Fayette Township adopts new rules to stop solar panels

The Fayette Township Board adopted an ordinance to restrict the Heartwood II solar project at its April 1 meeting. 

The township’s new Compatible Renewable Energy Ordinance allows the board to limit the installation of renewable energy projects. The Heartwood II project, if approved, would cover more than 1,380 acres of Fayette Township. The state can still override the township’s requests per Public Act 233, a 2023 law signed by Gov. Gretchen Whitmer. 

Brady Friss, a development manager from Ranger Power, told The Collegian in March that the company intends to comply with the ordinance, though it is not “a 100% certainty that it is totally off the table” for Ranger to get the project approved through the state. 

“We’re bound by the local zoning regulations, and if we’re looking to permit under the local process, as we are, we’re bound by that, so when the ordinance is in effect, it goes through the channels it needs to go through, and that’s the ordinance we’ll have to follow,” Friss told The Collegian.

Ranger Power, the Chicago-based solar company planning the solar panel installation, is currently building the Heartwood I solar project and intends to build Heartwood II on the east side of the township and north of the City of Hillsdale, along U.S. 12 and White Road. The solar projects are part of the state of Michigan’s plan to rely on 100% clean energy sources by 2040. 

Steve Oleszcowicz of Fayette Township said the approval of the Heartwood II solar panel project would result in 21% of the township — and 26% of the township’s agricultural land — being occupied by solar panels. 

“At what point does cumulative conversion become a change in the character of a township?” Oleszcowicz said at the meeting. “Agricultural zoning exists for a reason to preserve farmland, to preserve rural character, to prevent incompatible industrial encroachment. This is no longer a special land use permit. This becomes a major land use pattern, and once land use patterns reach this scale, they are very difficult to reverse.”

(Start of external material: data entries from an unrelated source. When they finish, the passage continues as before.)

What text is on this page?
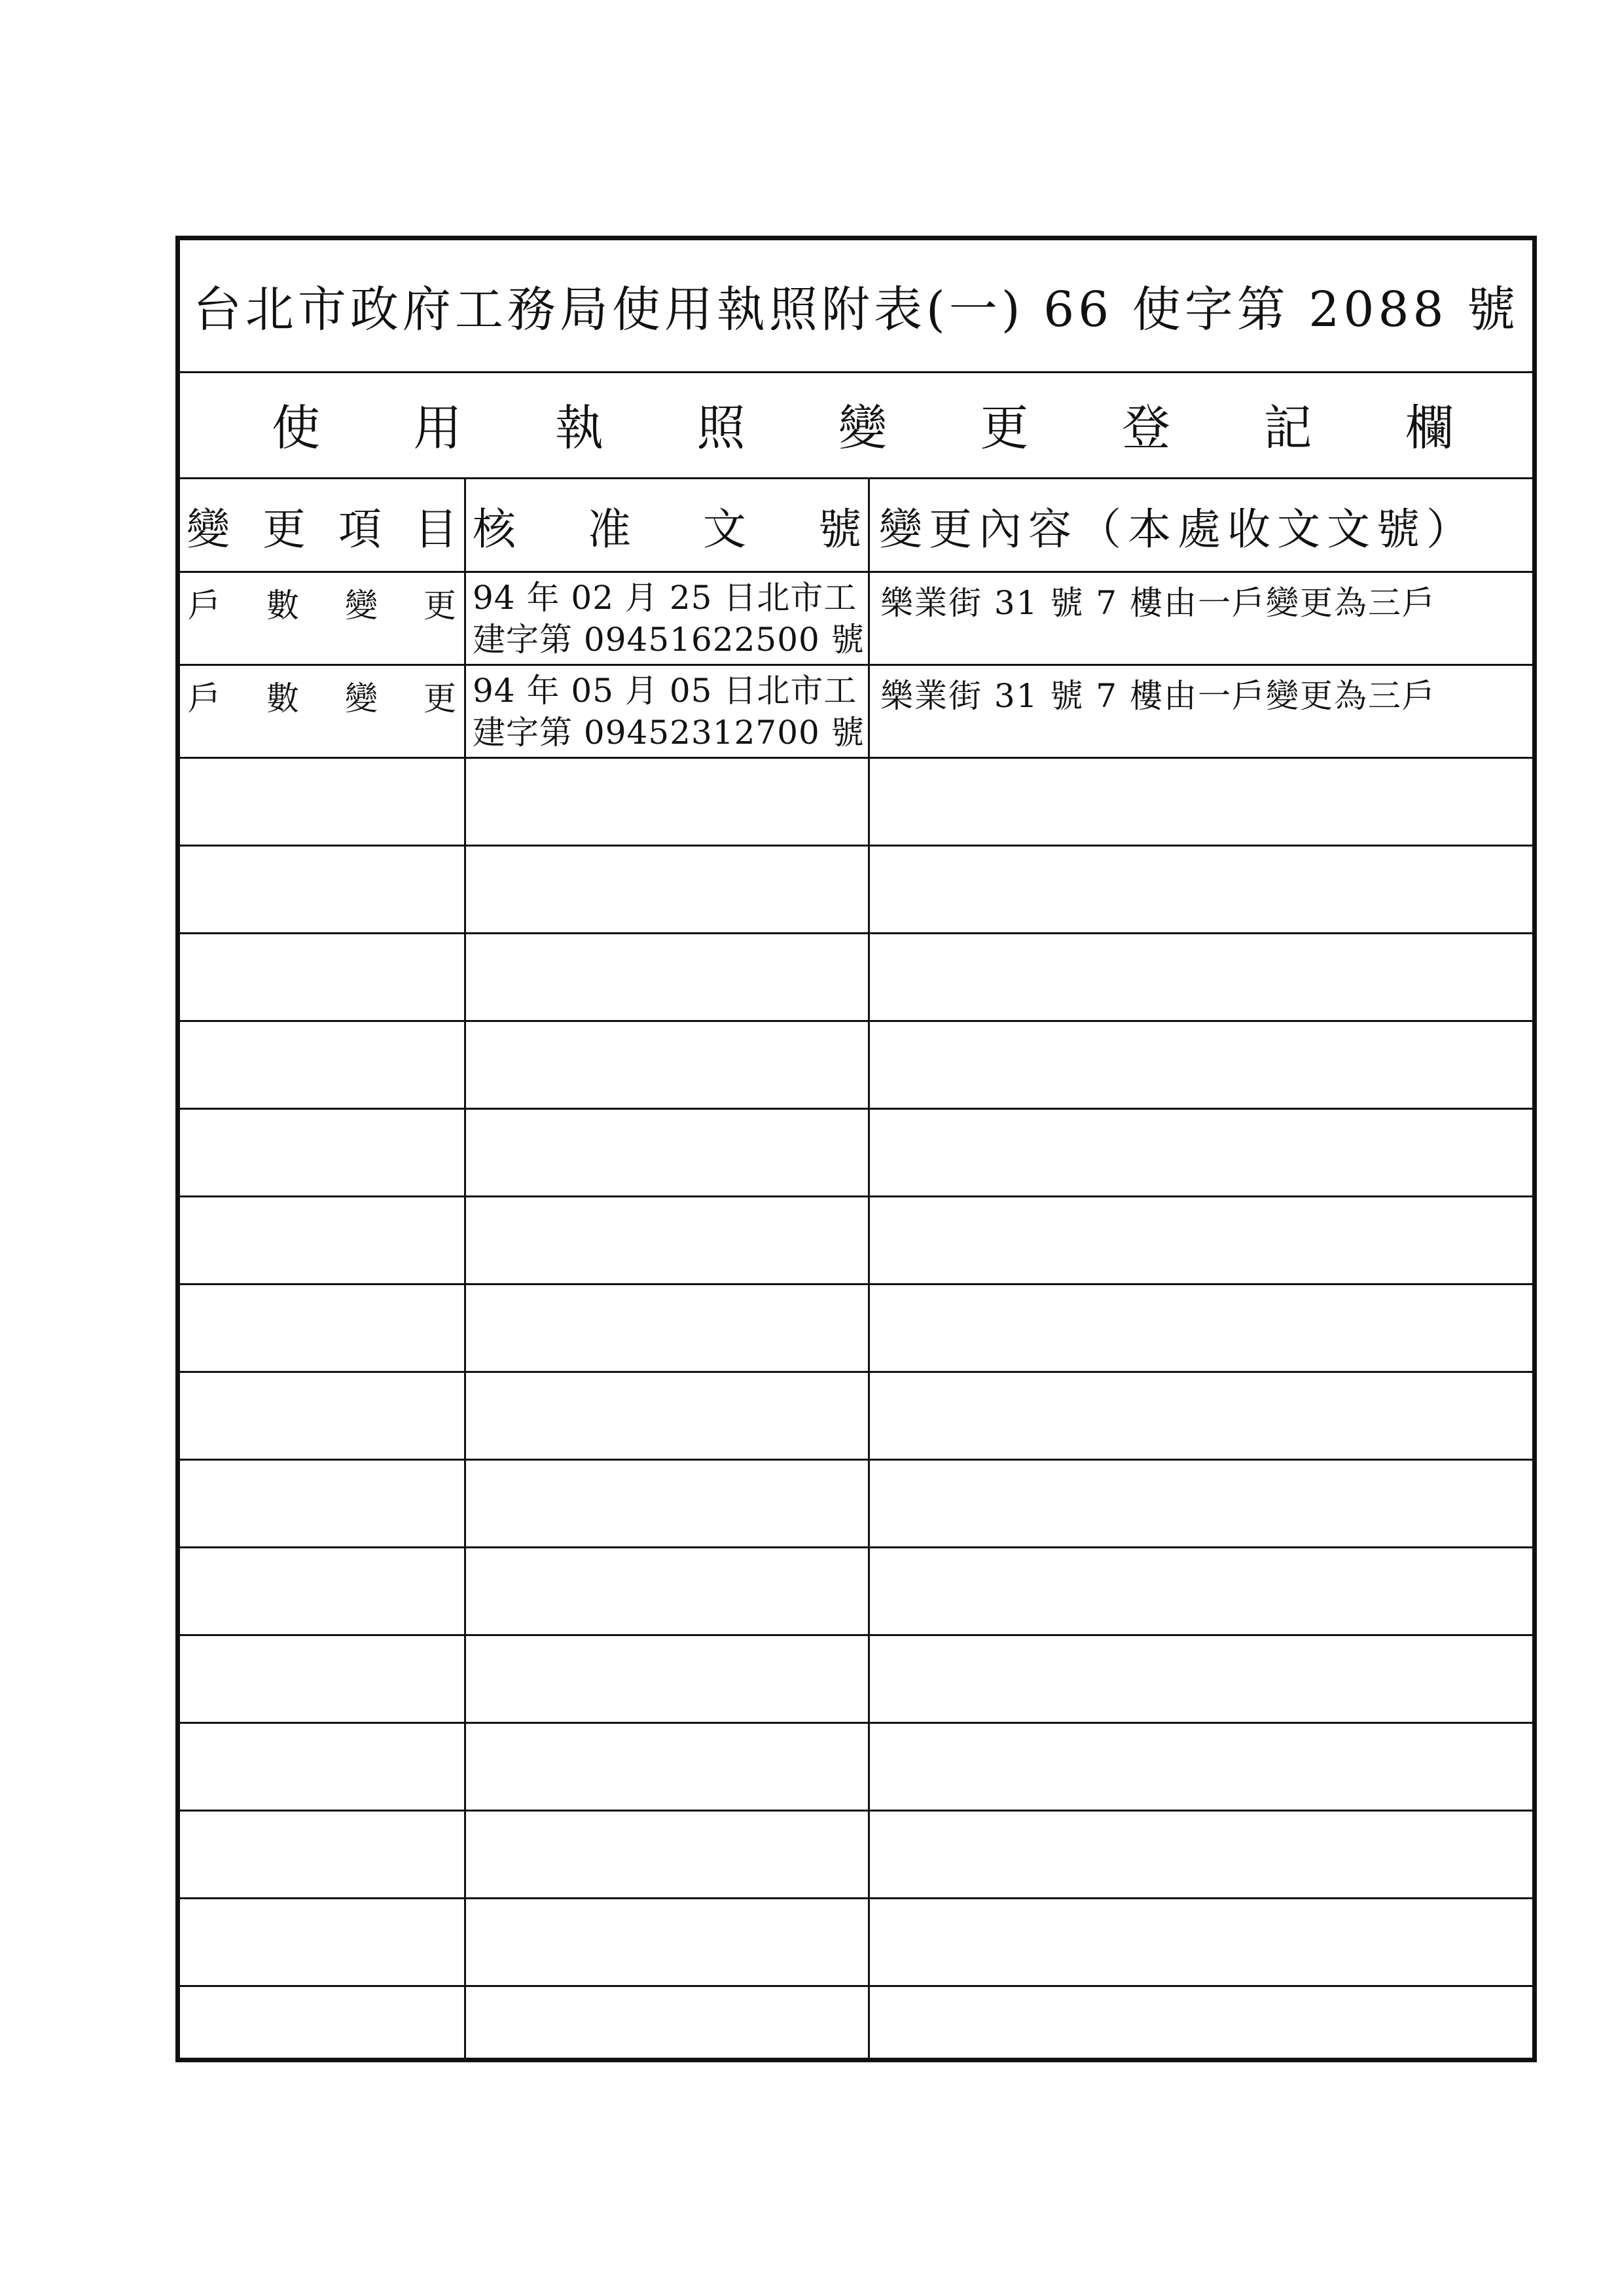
台北市政府工務局使用執照附表(一) 66 使字第 2088 號
使 用 執 照 變 更 登 記 欄
變 更 項 目 核 准 文 號 變更內容（本處收文文號）
戶 數 變 更 94 年 02 月 25 日北市工
建字第 09451622500 號
樂業街 31 號 7 樓由一戶變更為三戶
戶 數 變 更 94 年 05 月 05 日北市工
建字第 09452312700 號
樂業街 31 號 7 樓由一戶變更為三戶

Linda Mudge of Fayette Township said the approval of Heartwood II will hurt the environment and property values.

“We currently have a large-scale solar farm in this community, and another one will create even more displacement of local flora and fauna, as well as altered migration patterns, additional habitat loss, soil erosion, and thermal light effects on local wildlife. We need to preserve the rural landscape we have left instead of turning our community into an industrial hub,” Mudge said. “Please consider the land-use impacts before allowing the alteration of our landscape, decreased property values, and all that is at stake with this Heartwood II or any other proposed solar project. Enough is enough.”

Friss said the company conducts environmental reviews before installing the solar panels.  

“We do a lot of work early on to minimize concerns of wetland or threatened and endangered species habitat impacts,” Friss told the Collegian in February. “The projects do field surveys of the whole project area.”

Fayette Township resident Nancy Ashton read an email at the April 1 meeting from fellow residents Scott and Angela Manifold that said the community “has already given up enough” agricultural land for the solar panel project.

“You [the township board] have received community input on this proposal and struggle to ensure transparency and allow residents to have our questions answered,” the email said. “It would be in our township’s best interest to advise against continuing with further industrial solar complexes.”

There will be a public hearing with the Fayette Township Board to further discuss the potential installation of the Heartwood II project at Jonesville High School April 16 at 7 p.m.